Castilla-La Mancha, en el centro de la mitad sur peninsular, alberga las cuencas altas de importantes ríos, tales como el Tajo y el Guadiana de la vertiente atlántica, el Júcar y el Segura de la mediterránea. Los lugares donde se desarrollaron los primeros regadíos fueron aquellos cercanos a corrientes permanentes de agua, donde más fácil era llevar a cabo pequeñas obras como azudes, acequias y norias movidas por la propia corriente de los ríos, para aportar agua a las tierras ribereñas. En Castilla-La Mancha existen regadíos históricos con aguas superficiales en las cuencas alta y media del Tajo y del Júcar, así como en las cuencas altas del Guadiana y del Segura. No obstante, en demasiados casos estos sistemas han experimentado deterioro y regresión de la mano de la pérdida de población y del abandono de la agricultura tradicional que ha tenido lugar en estos espacios rurales.
Igualmente, allí donde las aguas subterráneas estaban relativamente someras, desde antiguo se pusieron en marcha sistemas de elevación a la superficie mediante norias de tracción animal u otros artilugios manuales. En zonas de llanura castellano-manchegas, muchos pueblos contaban con huertas cercanas a la población que regaban a partir de pozos y permitían asegurar el abastecimiento en cercanía de productos hortícolas, además de diversificar la actividad agraria.

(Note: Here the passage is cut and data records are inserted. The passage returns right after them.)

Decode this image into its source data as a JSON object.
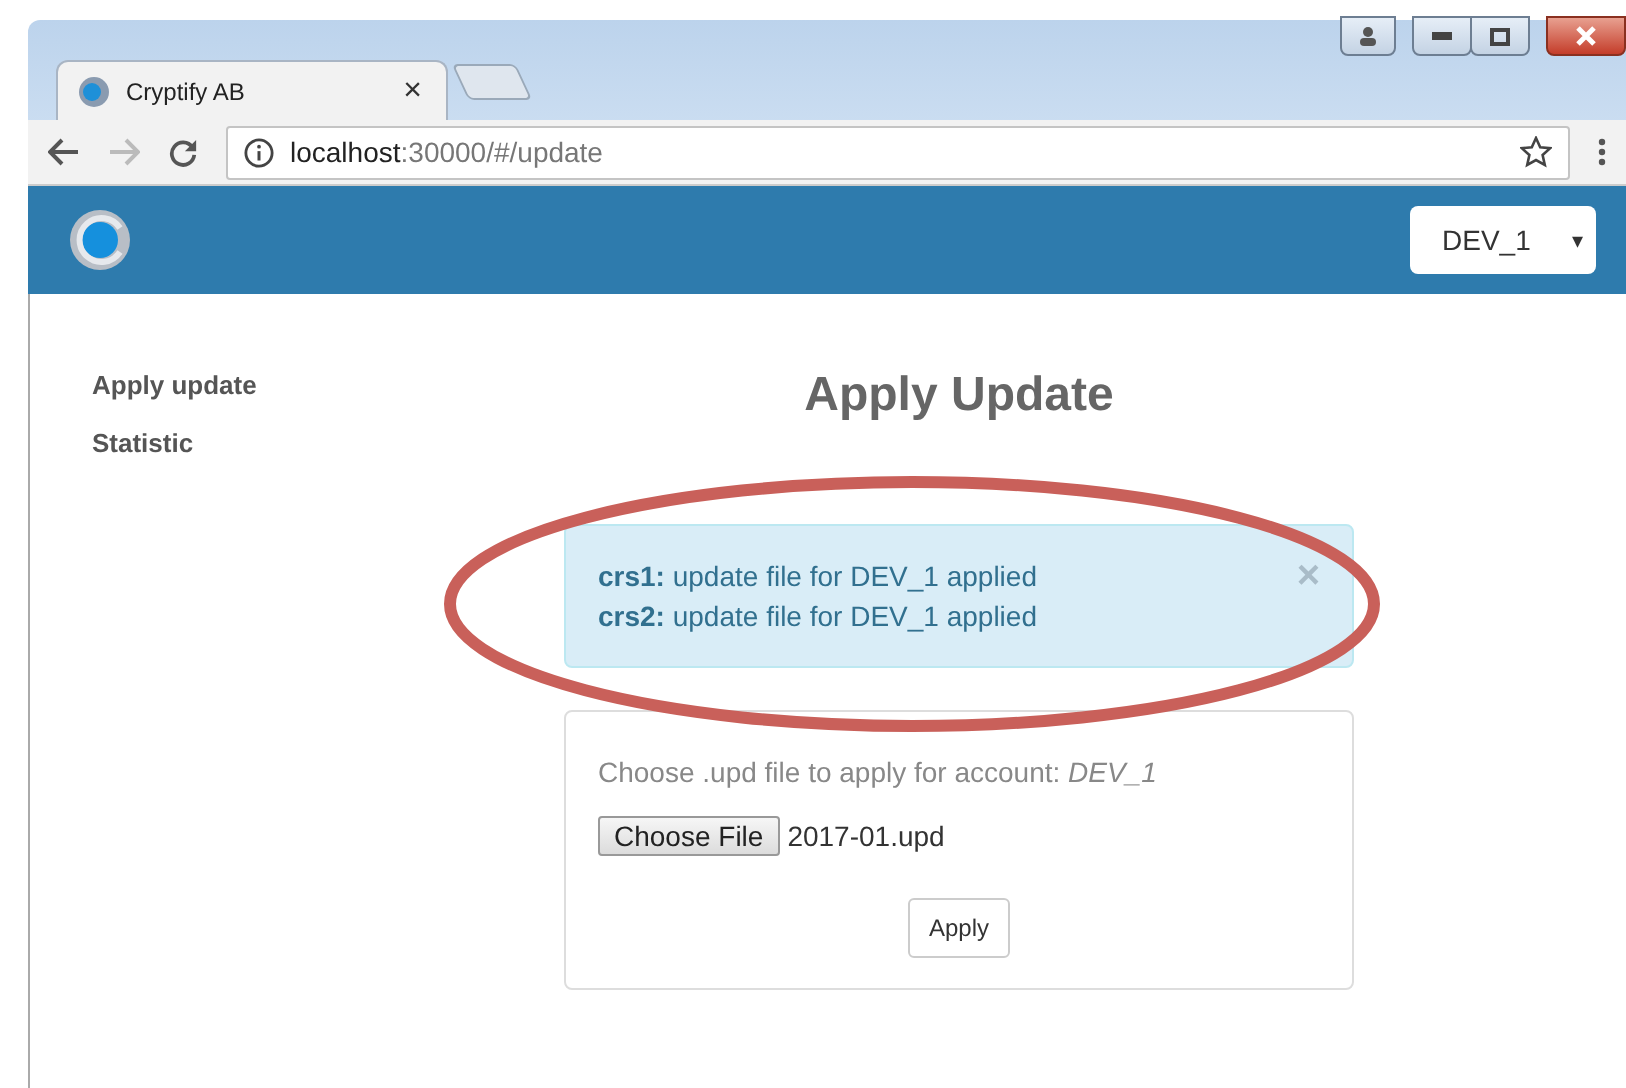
{
  "browser": {
    "tab": {
      "title": "Cryptify AB",
      "close": "×"
    },
    "address": {
      "host": "localhost",
      "rest": ":30000/#/update"
    }
  },
  "header": {
    "account_select": {
      "value": "DEV_1",
      "caret": "▾"
    }
  },
  "sidebar": {
    "items": [
      {
        "label": "Apply update"
      },
      {
        "label": "Statistic"
      }
    ]
  },
  "main": {
    "title": "Apply Update",
    "alert": {
      "messages": [
        "**crs1:** update file for DEV_1 applied",
        "**crs2:** update file for DEV_1 applied"
      ],
      "close": "×"
    },
    "upload": {
      "instruction": "Choose .upd file to apply for account: *DEV_1*",
      "file_button": "Choose File",
      "file_name": "2017-01.upd",
      "submit": "Apply"
    }
  }
}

Si bien importantes recursos de agua superficial de Castilla-La Mancha, y los subterráneos de la cuenca alta del Segura a través de los pozos de sequía se trasvasan a otros territorios, los abundantes recursos de agua subterránea de las cuencas del Guadiana y del Júcar son objeto de sobreexplotación por parte de la agricultura de regadío intensiva de la propia región. En un caso y en otro, se produce un fenómeno extractivista de gran magnitud, utilizando recursos de agua muy por encima de sus niveles renovables, con la consiguiente hipoteca que ello implica sobre el futuro de esta región.
Que detrás del cambio climático se encuentre la combustión a gran escala de hidrocarburos no significa que la sustitución de éstos por sistemas energéticos renovables vaya a resolver los problemas energéticos de la humanidad.

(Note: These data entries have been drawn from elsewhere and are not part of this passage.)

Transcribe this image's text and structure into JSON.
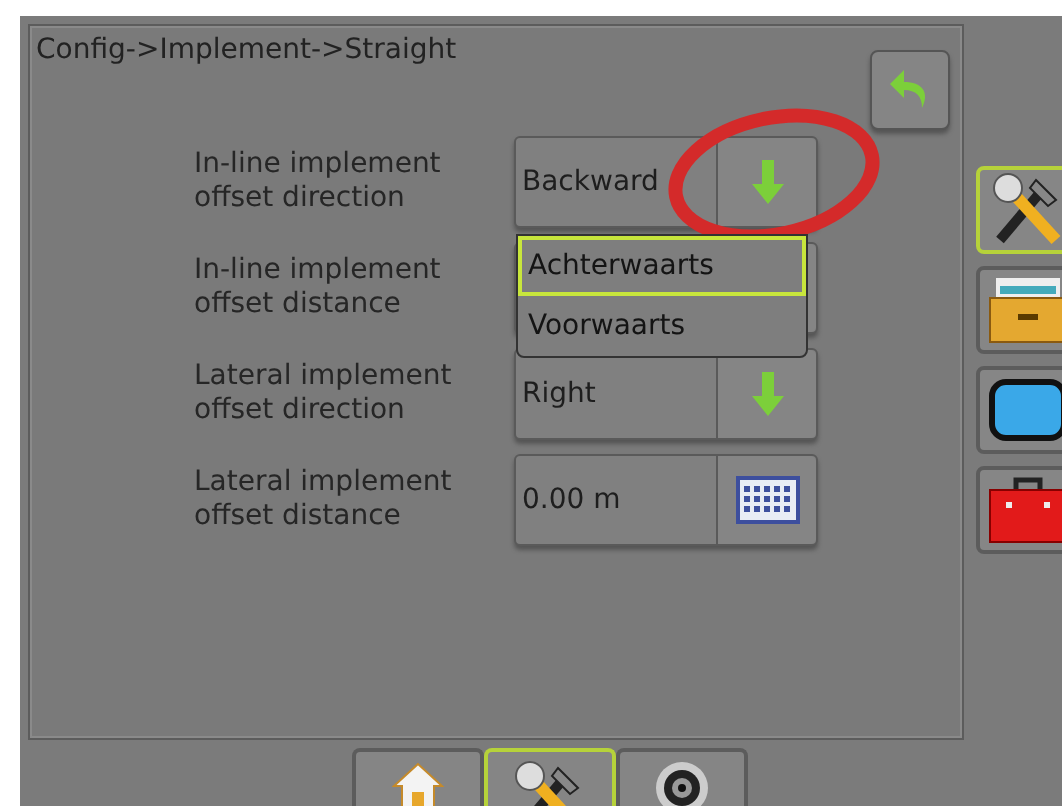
{
  "title": "Config->Implement->Straight",
  "rows": [
    {
      "label": "In-line implement offset direction",
      "value": "Backward",
      "kind": "dropdown",
      "options": [
        {
          "label": "Achterwaarts",
          "selected": true
        },
        {
          "label": "Voorwaarts",
          "selected": false
        }
      ]
    },
    {
      "label": "In-line implement offset distance",
      "kind": "covered"
    },
    {
      "label": "Lateral implement offset direction",
      "value": "Right",
      "kind": "dropdown"
    },
    {
      "label": "Lateral implement offset distance",
      "value": "0.00 m",
      "kind": "keyboard"
    }
  ],
  "sidebar": [
    {
      "kind": "tools",
      "selected": true
    },
    {
      "kind": "drawer",
      "selected": false
    },
    {
      "kind": "screen",
      "selected": false
    },
    {
      "kind": "toolbox",
      "selected": false
    }
  ],
  "bottom_tabs": [
    {
      "kind": "home",
      "selected": false
    },
    {
      "kind": "tools",
      "selected": true
    },
    {
      "kind": "camera",
      "selected": false
    }
  ],
  "annotation": {
    "kind": "ellipse",
    "color": "#d42a2a"
  }
}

Las limitaciones a la generación de energías renovables deben hacernos caer en la cuenta de que las mismas no pueden sustituir completamente a las energías convencionales que utilizamos masivamente en la actualidad. Toca hacer frente a una transición del modelo energético actual y del modelo de producción y consumo asociado al mismo, en el horizonte de una sociedad y una economía mucho menos intensiva en el uso de energía. Para determinar qué usos van a disponer de garantía de suministro hay que abordar un proceso de planificación basado en la información y la participación de la ciudadanía. No hacerlo podría llevarnos a prácticas de darwinismo social regidas por los conflictos en el marco de un colapso civilizatorio acelerado.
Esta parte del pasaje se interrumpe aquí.